Clive paid $1 for QLD Nickel, $55m for election ads, owes his workers $200m

A Queensland court today heard that Clive Palmer bought Queensland Nickel for one dollar. His workers were present to chase the $200 million they’re owed. He wasn’t.

 

 

Clive Palmer’s Queensland Nickel refinery shut down in 2016 taking with it hundreds of jobs, and continuing to owe millions of dollars. Today, we discovered how much he paid for it: one solitary dollar.

The Brisbane supreme court today heard that Clive bought the property from BHP seven years before it turned to salt. Creditors are now chasing approximately $200 million.

FTI Consulting administrator Kelly-Anne Trenfield told the court that 550 workers were stranded by Palmer, recalling her trip to Queensland Nickel in January, discovering that the company was $10 million in the hole, losing a further $1 million in the week she was present.

The court also heard administrators were unable to accept the local government’s offer of emergency funding, because it would have required “a costly environmental clean-up of the poorly maintained refinery.”

Queensland Nickel collapsed a handful of months later. Palmer was not in court today to confirm the findings of the administrator.

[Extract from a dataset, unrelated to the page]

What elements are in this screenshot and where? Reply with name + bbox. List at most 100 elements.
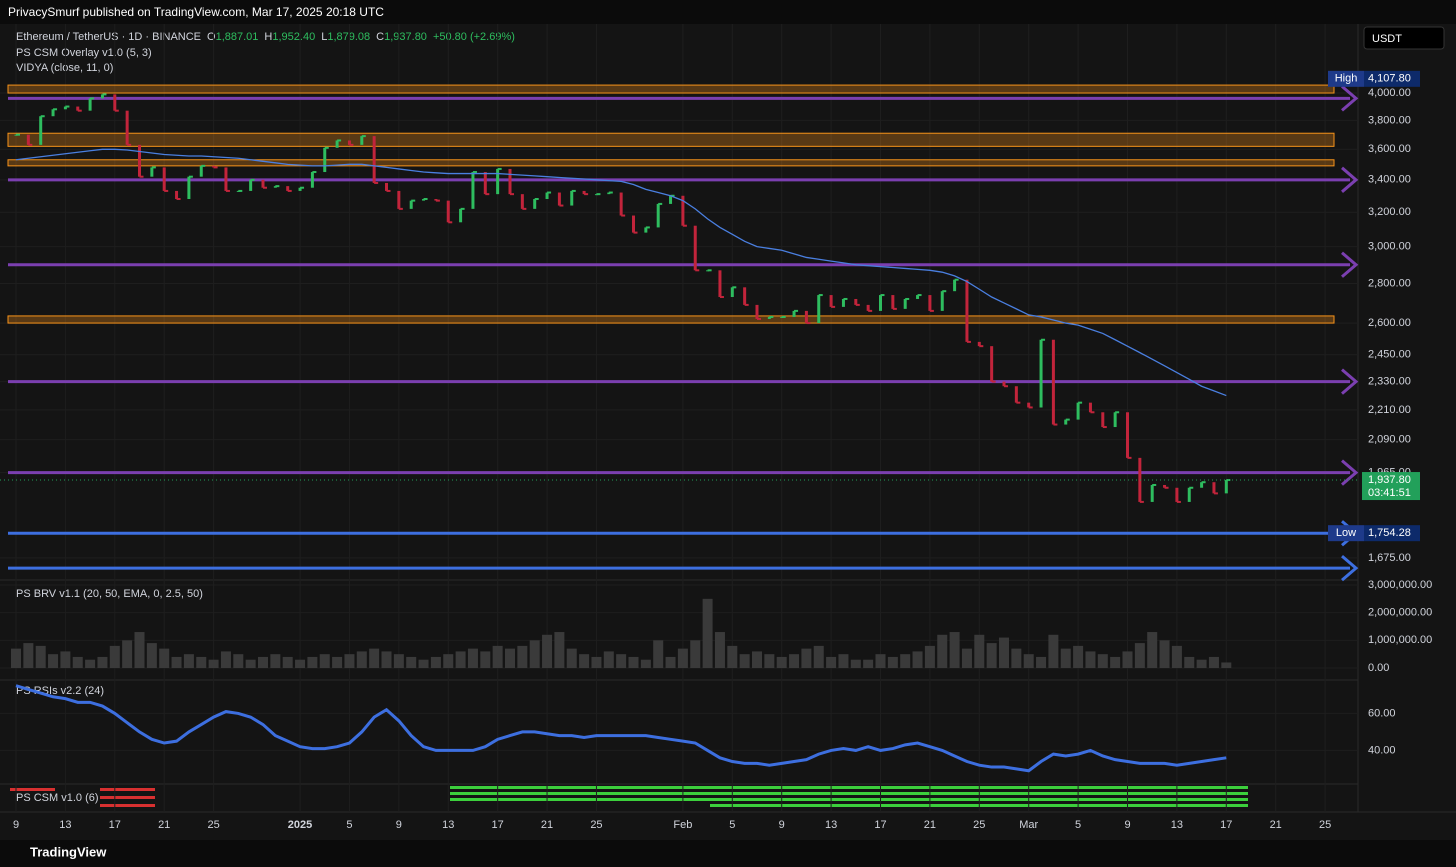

Now, pardon my lack of historical comparison, as I am but a lowly millennial, but the actions of Clive reminds me of two clashing Simpsons references. One, where Bart buys a decrepit factory for a dollar and marvels at the wreck as it falls down, all while entertaining the fantasy of him being a legitimate industry baron.

 

 

The other reminds me of Montgomery Burns, outrightly claiming that he has no money, only to have the roof above him collapse by the sheer weight of gold on the floor above.

 

 

The real-life comparison, of course, is Clive Palmer crying poor, while gleefully congratulating himself for subverting the Federal Election for the princely fee of $55 million.